LSM : Parlez-nous un peu de vos débuts en philanthropie.
AK : Je suis originaire de Sarasota en Floride, où je me suis impliqué dès l’enfance dans la grande compagnie d’opéra locale. Mais ma première réelle expérience en philanthropie a été avec l’ONG International Network Museums for Peace, aux Pays-Bas. Il s’agit d’un réseau mondial des musées qui fait des échanges d’artefacts et de produits culturels, sorte d’échange entre les cultures. À mon retour aux États-Unis, j’ai travaillé deux ans pour la fondation du New College of Florida, où j’ai fait un baccalauréat. J’étais adjoint à la directrice pour les relations et la recherche sur les donateurs.
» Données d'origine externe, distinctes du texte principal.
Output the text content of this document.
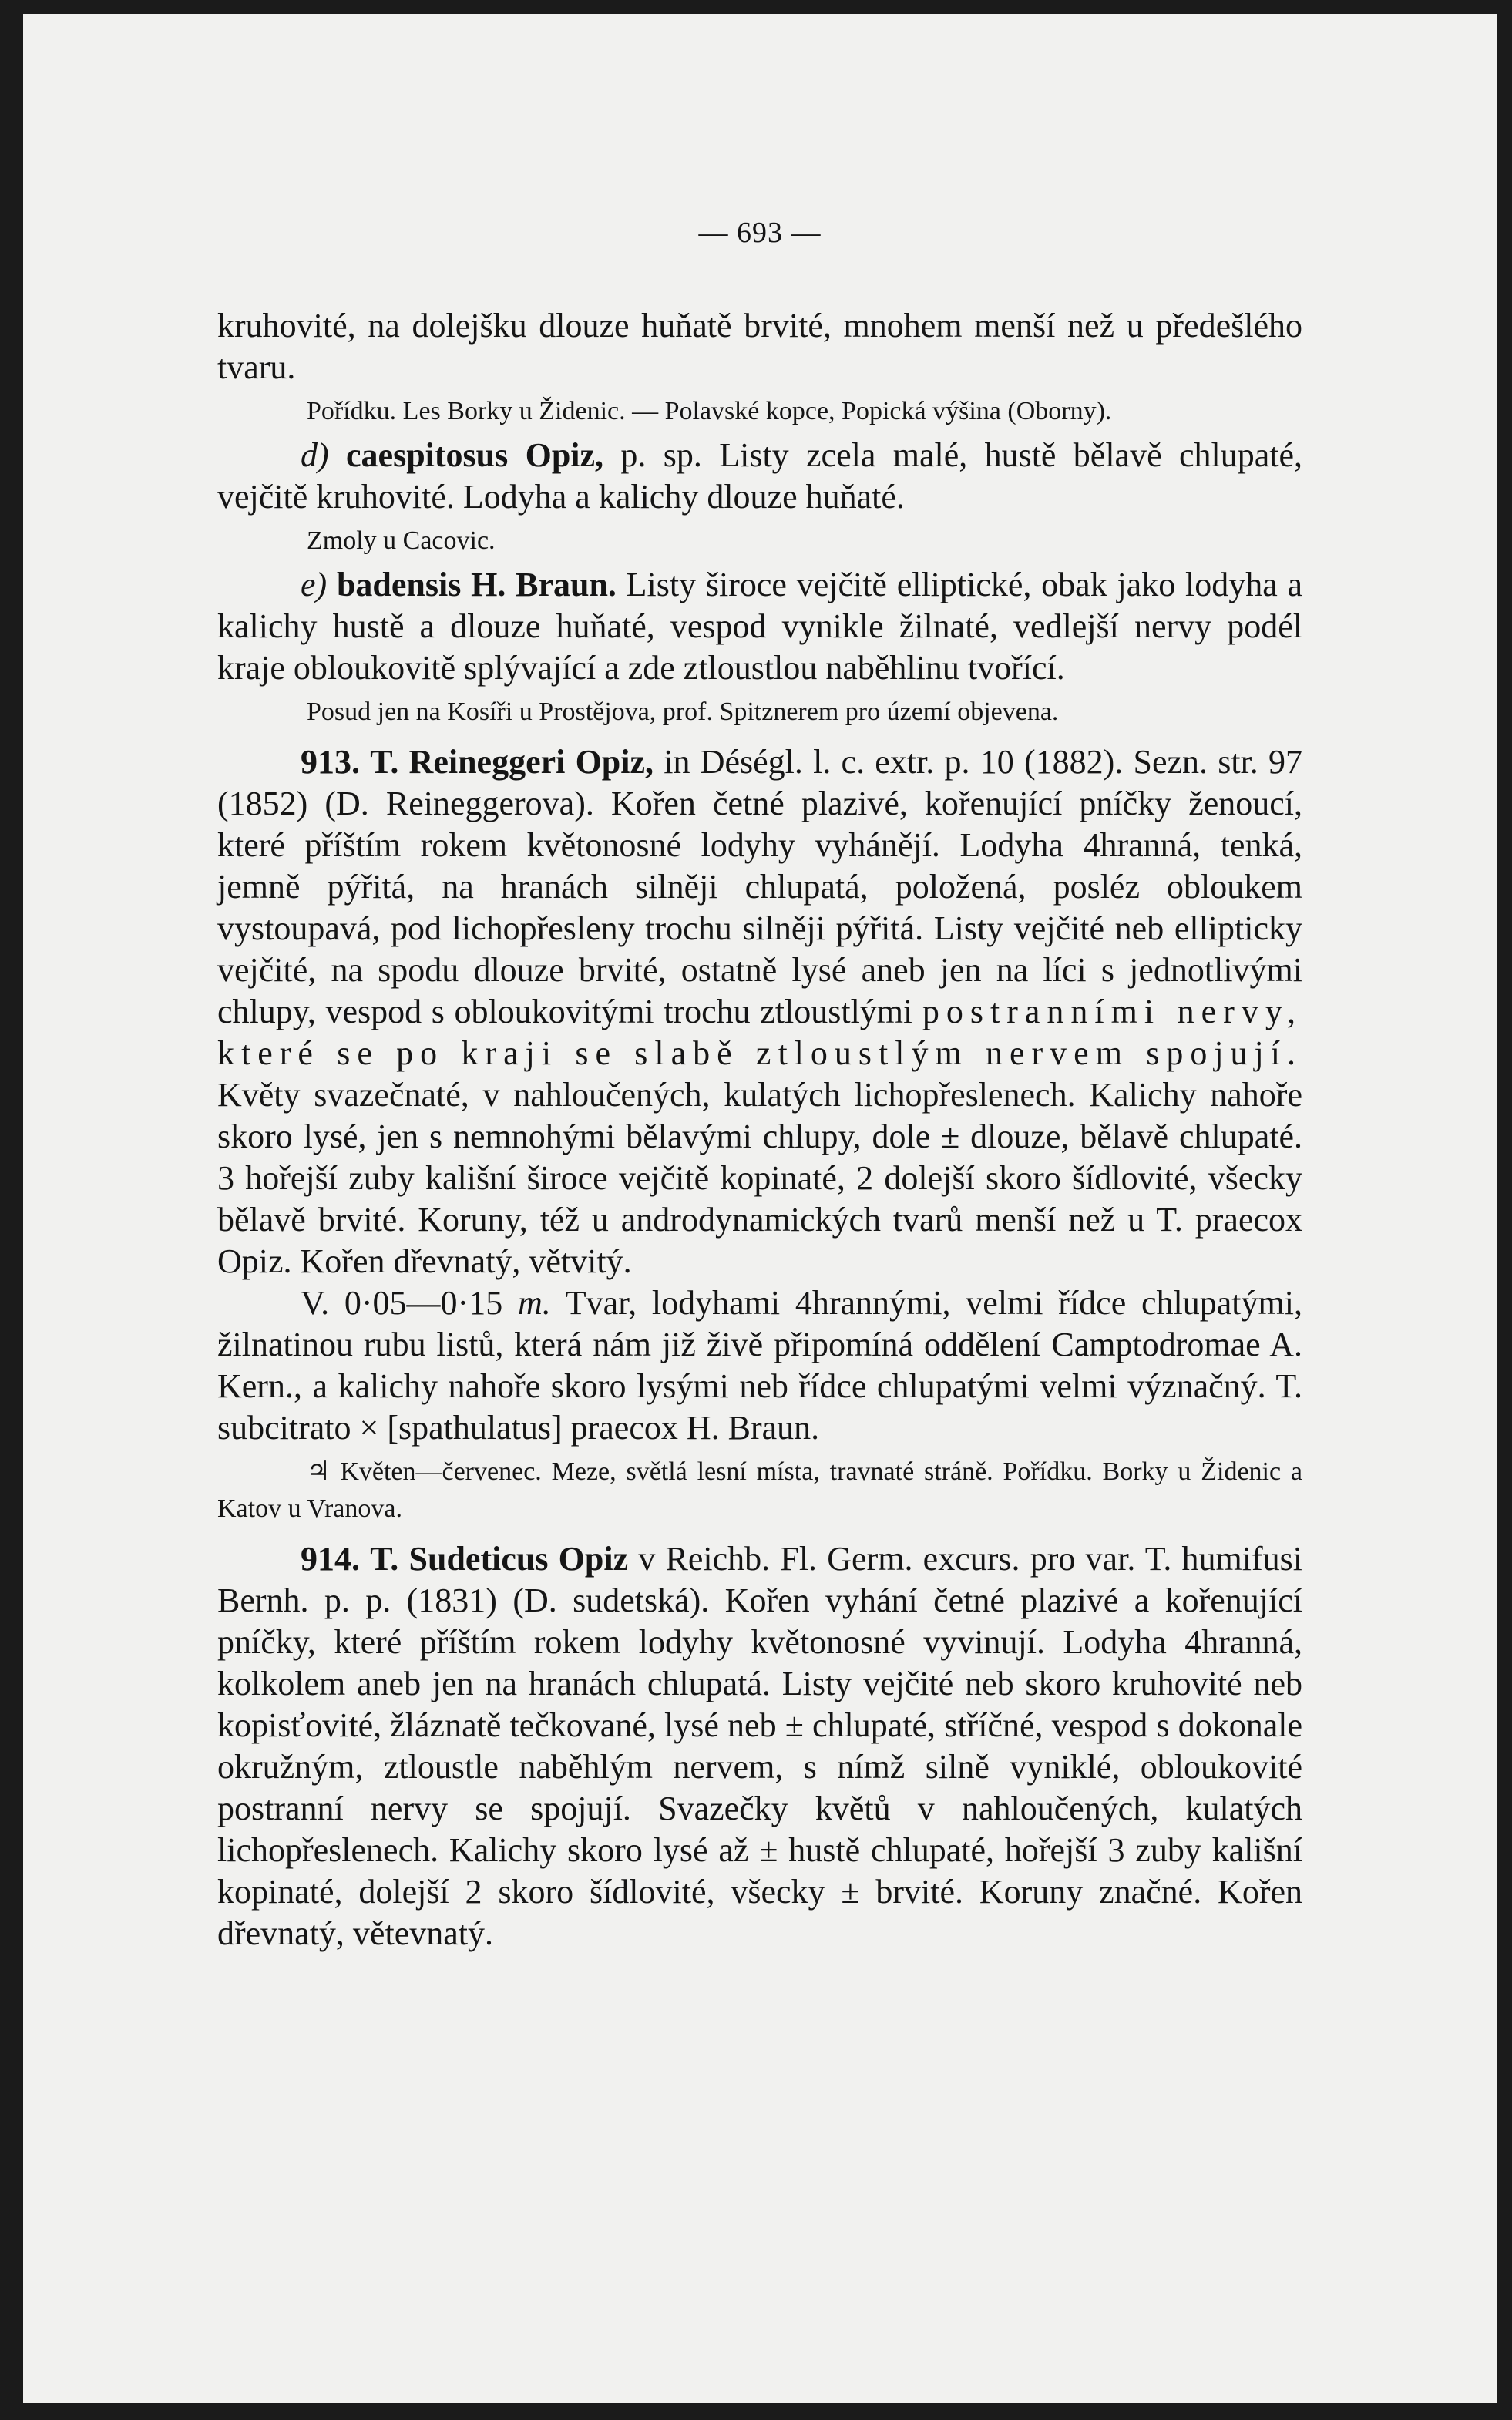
— 693 —

kruhovité, na dolejšku dlouze huňatě brvité, mnohem menší než u předešlého tvaru.

Pořídku. Les Borky u Židenic. — Polavské kopce, Popická výšina (Oborny).

d) caespitosus Opiz, p. sp. Listy zcela malé, hustě bělavě chlupaté, vejčitě kruhovité. Lodyha a kalichy dlouze huňaté.

Zmoly u Cacovic.

e) badensis H. Braun. Listy široce vejčitě elliptické, obak jako lodyha a kalichy hustě a dlouze huňaté, vespod vynikle žilnaté, vedlejší nervy podél kraje obloukovitě splývající a zde ztloustlou naběhlinu tvořící.

Posud jen na Kosíři u Prostějova, prof. Spitznerem pro území objevena.

913. T. Reineggeri Opiz, in Déségl. l. c. extr. p. 10 (1882). Sezn. str. 97 (1852) (D. Reineggerova). Kořen četné plazivé, kořenující pníčky ženoucí, které příštím rokem květonosné lodyhy vyhánějí. Lodyha 4hranná, tenká, jemně pýřitá, na hranách silněji chlupatá, položená, posléz obloukem vystoupavá, pod lichopřesleny trochu silněji pýřitá. Listy vejčité neb ellipticky vejčité, na spodu dlouze brvité, ostatně lysé aneb jen na líci s jednotlivými chlupy, vespod s obloukovitými trochu ztloustlými postranními nervy, které se po kraji se slabě ztloustlým nervem spojují. Květy svazečnaté, v nahloučených, kulatých lichopřeslenech. Kalichy nahoře skoro lysé, jen s nemnohými bělavými chlupy, dole ± dlouze, bělavě chlupaté. 3 hořejší zuby kališní široce vejčitě kopinaté, 2 dolejší skoro šídlovité, všecky bělavě brvité. Koruny, též u androdynamických tvarů menší než u T. praecox Opiz. Kořen dřevnatý, větvitý.

V. 0·05—0·15 m. Tvar, lodyhami 4hrannými, velmi řídce chlupatými, žilnatinou rubu listů, která nám již živě připomíná oddělení Camptodromae A. Kern., a kalichy nahoře skoro lysými neb řídce chlupatými velmi význačný. T. subcitrato × [spathulatus] praecox H. Braun.

♃ Květen—červenec. Meze, světlá lesní místa, travnaté stráně. Pořídku. Borky u Židenic a Katov u Vranova.

914. T. Sudeticus Opiz v Reichb. Fl. Germ. excurs. pro var. T. humifusi Bernh. p. p. (1831) (D. sudetská). Kořen vyhání četné plazivé a kořenující pníčky, které příštím rokem lodyhy květonosné vyvinují. Lodyha 4hranná, kolkolem aneb jen na hranách chlupatá. Listy vejčité neb skoro kruhovité neb kopisťovité, žláznatě tečkované, lysé neb ± chlupaté, stříčné, vespod s dokonale okružným, ztloustle naběhlým nervem, s nímž silně vyniklé, obloukovité postranní nervy se spojují. Svazečky květů v nahloučených, kulatých lichopřeslenech. Kalichy skoro lysé až ± hustě chlupaté, hořejší 3 zuby kališní kopinaté, dolejší 2 skoro šídlovité, všecky ± brvité. Koruny značné. Kořen dřevnatý, větevnatý.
LSM : Mis à part la philanthropie, quels ont été les autres apprentissages importants du programme MMIAM ?
AK : En plus de préparer à toutes les fonctions d’un directeur général (comptabilité, gestion des finances, marketing, politique culturelle, fonctionnement du marché des beaux-arts, ainsi que gestion des sites patrimoniaux), le MMIAM utilise son propre réseau dans chaque ville (le programme comprend des séjours d’études en Colombie, en Inde, en Chine et en Italie) pour que les étudiants soient présentés aux personnes dirigeantes dans les secteurs qu’ils convoitent. Des rencontres comme cela ne sont pas offertes à tout le monde. Donc cela m’a donné un grand réseau, vraiment à travers le monde.
LSM : Pouvez-vous nous donner une idée de la proportion du financement privé dans les arts, vous qui avez connu les systèmes américain et canadien ?
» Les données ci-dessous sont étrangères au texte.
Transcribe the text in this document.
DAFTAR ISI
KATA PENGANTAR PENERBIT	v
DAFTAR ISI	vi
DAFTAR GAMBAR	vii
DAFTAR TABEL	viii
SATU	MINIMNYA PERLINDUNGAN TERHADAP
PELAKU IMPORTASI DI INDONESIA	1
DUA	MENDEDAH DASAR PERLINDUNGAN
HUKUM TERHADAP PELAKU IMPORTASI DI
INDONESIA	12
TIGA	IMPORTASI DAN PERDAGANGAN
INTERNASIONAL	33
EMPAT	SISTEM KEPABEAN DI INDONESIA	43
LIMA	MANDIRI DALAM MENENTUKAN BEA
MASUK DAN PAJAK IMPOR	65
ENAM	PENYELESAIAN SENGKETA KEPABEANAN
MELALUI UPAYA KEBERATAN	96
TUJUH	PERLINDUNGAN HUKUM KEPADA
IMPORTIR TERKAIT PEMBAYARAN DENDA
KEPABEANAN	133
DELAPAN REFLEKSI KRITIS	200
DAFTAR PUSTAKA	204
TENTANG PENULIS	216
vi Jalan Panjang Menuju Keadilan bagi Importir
AK : Au Québec particulièrement, les organismes tendent à avoir quasiment un tiers de revenus provenant de la philanthropie privée, incluant les commandites, un tiers provenant de la billetterie et un tiers des soutiens gouvernementaux, c’est-à-dire le Conseil des arts de Montréal, le Conseil des arts et des lettres du Québec et le Conseil des arts du Canada. La norme aux États-Unis est de 60 % des revenus du financement privé, dont des particuliers et des commandites; 25 % de la billetterie et environ 5 % venant des gouvernements. Il n’y a pas de conseil municipal des arts dans toutes les villes et pas beaucoup de soutien des États pour les arts. Le Conseil fédéral des arts est mal financé par le Congrès et ce n’est une priorité pour aucun parti. J’ai été témoin d’une tout autre situation au Québec, notamment durant le débat des ministres potentiels des quatre principaux partis qui a eu lieu à HEC. Chaque parti a parlé du besoin de soutenir et de protéger la culture au Québec, et non de couper en culture. Mais les divisions de revenu que je mentionne étaient la norme avant la pandémie. Je crois que ces formules ont fortement changé dans le monde depuis la relance culturelle aux États-Unis et au Québec.
LSM : Que répondriez-vous à quelqu’un qui met en doute l’importance de financer la culture ?
AK : C’est ce qui rend l’espèce humaine unique et c’est avec nous depuis le début de la civilisation. Il faut penser à ce qu’on laisse à nos enfants. Il y a une tradition en musique classique, que ce soit Mozart ou des compositeurs canadiens de notre époque et il faut soutenir cette tradition pour l’avenir. On ne peut pas la tenir pour acquise. Il y a un déclin de l’intérêt pour la musique classique en Amérique du Nord et en Europe depuis les années 1950 parce qu’on l’a tenue pour acquise.
LSM : Parlez-nous de votre approche philanthropique au sein de l’OCM.
AK : Je suis arrivé à l’OCM avec des idées que j’ai dû patiemment faire avancer, surtout dans le contexte pandémique. Une chose qui est importante pour moi, c’est le recours aux contacts, professionnels ou personnels, pour aller chercher des dons des particuliers ainsi que des commandites.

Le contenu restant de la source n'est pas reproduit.